BarbaraofSevillle · 11/09/2018 07:02

I would say the same if you were the SAHP btw. If one person is working full time and the other is a SAHP of one school age child with a cleaner and a gardener, the SAHP has plenty of time to keep the house running well and have time to themselves during the week.

Maybe you should cook at the weekend a bit or something. Maybe he should look for some part time work, lunchtime shifts in a fast food restaurant, self employed handyman, whatever he is good at?

Coolaschmoola · 11/09/2018 07:19

No, no major dripfeed. Situation as described - I work, he currently doesnt.

OP posts:
IsTheRainEverComingBack · 11/09/2018 07:24

In that situation I’d probably say SAHP does most of not everything, as child is at school and there’s already a cleaner picking up a lot of the slack. If the child was preschool age I’d say it should be split.

JupiterDrops · 11/09/2018 07:27

So he has 6 hours a day, 5 days a week? Unless you live in a 15 bed mansion surely that's more than enough time to manage all household affairs, clean, cook and prepare meals, and sort any admin etc for your 6 year old?

Other than shared parenting in the evenings/weekends and maybe a few chores like a load of washing at the weekend when you're both around and should split things equally, I don't see why you should really be doing any housework. That is essentially his job. Otherwise what does he do all day?!

Haireverywhere · 11/09/2018 07:35

Morning. I'd say given what is in your OP the stay at home parent should do the majority. I can't imagine there will be too much to do on top of the cleaner's efforts. At the weekend I think it should be shared.

Nogodsnomasters · 11/09/2018 07:35

I work full time and my dh works part time 16hrs broken up into two 5hr shifts (on my days off) and three 2hr shifts during nursery hours, I do school drop off and he does pick up, my dh also does all cooking and about 75% of the cleaning. So I do 0% cooking and 25% cleaning and 50% school run, if that's any help to you in dividing it up?

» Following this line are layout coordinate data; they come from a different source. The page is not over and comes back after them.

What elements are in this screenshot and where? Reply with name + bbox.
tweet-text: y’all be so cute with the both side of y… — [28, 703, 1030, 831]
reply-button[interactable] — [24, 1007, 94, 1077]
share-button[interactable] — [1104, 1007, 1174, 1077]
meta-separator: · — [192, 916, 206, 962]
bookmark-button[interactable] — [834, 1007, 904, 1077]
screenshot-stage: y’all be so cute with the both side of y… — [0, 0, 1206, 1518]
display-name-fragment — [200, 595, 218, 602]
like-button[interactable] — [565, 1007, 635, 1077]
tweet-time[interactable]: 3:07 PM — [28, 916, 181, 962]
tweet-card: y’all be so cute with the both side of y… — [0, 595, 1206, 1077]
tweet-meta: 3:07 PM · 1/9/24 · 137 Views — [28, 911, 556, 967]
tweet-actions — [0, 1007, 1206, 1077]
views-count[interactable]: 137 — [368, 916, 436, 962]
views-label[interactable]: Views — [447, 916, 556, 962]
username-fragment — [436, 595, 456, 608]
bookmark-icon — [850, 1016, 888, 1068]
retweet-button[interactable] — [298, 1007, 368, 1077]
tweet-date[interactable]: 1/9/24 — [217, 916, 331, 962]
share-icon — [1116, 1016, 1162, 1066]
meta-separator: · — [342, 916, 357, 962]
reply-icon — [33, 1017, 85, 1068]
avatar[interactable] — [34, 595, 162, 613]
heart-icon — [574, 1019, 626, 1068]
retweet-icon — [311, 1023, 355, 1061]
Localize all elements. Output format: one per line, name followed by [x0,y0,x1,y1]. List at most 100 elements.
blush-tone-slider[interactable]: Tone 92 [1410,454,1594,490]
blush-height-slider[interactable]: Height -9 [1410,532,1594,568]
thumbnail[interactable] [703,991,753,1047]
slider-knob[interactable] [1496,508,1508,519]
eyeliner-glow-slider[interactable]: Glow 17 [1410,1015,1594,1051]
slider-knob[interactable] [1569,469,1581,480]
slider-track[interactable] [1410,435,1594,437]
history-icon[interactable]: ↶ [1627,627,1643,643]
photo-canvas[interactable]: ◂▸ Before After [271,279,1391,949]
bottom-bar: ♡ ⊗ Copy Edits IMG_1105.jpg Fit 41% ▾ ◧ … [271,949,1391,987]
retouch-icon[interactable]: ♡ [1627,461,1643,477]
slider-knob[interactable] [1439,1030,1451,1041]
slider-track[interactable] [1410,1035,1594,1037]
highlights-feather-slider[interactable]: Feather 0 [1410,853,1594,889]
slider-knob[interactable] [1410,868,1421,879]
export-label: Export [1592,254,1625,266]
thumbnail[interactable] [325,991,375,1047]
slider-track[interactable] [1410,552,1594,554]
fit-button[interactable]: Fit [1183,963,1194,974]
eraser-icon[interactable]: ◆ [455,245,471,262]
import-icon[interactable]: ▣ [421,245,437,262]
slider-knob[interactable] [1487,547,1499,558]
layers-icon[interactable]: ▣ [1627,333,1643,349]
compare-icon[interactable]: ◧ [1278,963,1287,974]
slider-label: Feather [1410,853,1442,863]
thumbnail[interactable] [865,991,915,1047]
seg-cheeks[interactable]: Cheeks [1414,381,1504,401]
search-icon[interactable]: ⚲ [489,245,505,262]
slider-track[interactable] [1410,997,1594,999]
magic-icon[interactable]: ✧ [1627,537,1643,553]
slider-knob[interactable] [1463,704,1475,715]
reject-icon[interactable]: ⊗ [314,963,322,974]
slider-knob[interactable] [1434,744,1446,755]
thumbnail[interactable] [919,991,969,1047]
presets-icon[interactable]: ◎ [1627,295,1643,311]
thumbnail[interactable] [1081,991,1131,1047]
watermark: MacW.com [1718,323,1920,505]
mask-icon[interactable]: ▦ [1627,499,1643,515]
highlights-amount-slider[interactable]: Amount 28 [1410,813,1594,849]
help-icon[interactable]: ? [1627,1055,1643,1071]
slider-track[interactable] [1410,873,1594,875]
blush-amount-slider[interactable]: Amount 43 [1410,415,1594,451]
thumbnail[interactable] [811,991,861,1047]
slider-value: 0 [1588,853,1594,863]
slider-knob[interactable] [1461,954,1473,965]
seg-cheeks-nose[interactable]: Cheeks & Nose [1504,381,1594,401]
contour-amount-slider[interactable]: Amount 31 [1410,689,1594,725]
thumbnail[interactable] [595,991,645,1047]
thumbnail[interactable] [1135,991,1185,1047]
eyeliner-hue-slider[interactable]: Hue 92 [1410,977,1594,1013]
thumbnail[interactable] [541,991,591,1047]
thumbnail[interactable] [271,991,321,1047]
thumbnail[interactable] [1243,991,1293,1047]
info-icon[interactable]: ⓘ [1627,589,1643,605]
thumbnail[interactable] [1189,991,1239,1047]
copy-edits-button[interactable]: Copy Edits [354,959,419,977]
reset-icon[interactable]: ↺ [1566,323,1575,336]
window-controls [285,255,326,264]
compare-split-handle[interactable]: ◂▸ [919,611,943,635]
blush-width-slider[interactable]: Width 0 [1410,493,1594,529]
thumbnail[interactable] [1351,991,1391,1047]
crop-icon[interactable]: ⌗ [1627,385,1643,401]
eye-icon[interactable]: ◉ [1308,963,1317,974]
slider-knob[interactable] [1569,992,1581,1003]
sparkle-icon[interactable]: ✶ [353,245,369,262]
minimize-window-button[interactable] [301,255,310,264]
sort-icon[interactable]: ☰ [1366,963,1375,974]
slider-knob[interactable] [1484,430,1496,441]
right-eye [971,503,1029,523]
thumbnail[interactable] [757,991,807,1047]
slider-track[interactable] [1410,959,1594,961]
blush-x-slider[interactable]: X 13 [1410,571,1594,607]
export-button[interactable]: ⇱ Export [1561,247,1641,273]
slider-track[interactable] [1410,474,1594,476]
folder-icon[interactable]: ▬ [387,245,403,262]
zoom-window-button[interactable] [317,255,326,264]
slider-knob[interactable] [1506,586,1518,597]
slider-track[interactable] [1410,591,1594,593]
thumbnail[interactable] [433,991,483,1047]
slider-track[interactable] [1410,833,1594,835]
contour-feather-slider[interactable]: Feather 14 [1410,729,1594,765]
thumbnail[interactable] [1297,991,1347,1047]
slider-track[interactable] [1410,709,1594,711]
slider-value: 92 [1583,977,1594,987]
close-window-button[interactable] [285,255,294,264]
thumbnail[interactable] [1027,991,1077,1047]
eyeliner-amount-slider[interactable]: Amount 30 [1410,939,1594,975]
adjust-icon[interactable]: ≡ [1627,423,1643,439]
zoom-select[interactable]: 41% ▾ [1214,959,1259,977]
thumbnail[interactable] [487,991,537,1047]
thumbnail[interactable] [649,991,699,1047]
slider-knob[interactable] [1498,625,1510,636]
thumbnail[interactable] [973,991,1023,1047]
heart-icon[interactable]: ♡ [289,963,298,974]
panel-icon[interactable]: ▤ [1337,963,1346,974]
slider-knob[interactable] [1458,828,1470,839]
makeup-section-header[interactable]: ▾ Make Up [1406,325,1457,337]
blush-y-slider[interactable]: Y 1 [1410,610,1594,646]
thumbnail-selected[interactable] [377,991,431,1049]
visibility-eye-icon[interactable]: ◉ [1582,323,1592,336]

We don't have a cleaner though.

EvaHarknessRose · 11/09/2018 08:18

Depends what you include in housework. I would say

He does bulk of drudge work (washing, ironing, tidying, changing beds, meal planning, shopping, cleaning in between cleaner visits) but you should take full responsibility for one large or two small drudge tasks.
He cooks 4-5 x, you do 2-3. Share washing up.
He does all the school runs, school admin and after school clubs;
You should take dc to one weekend club if/when they have one.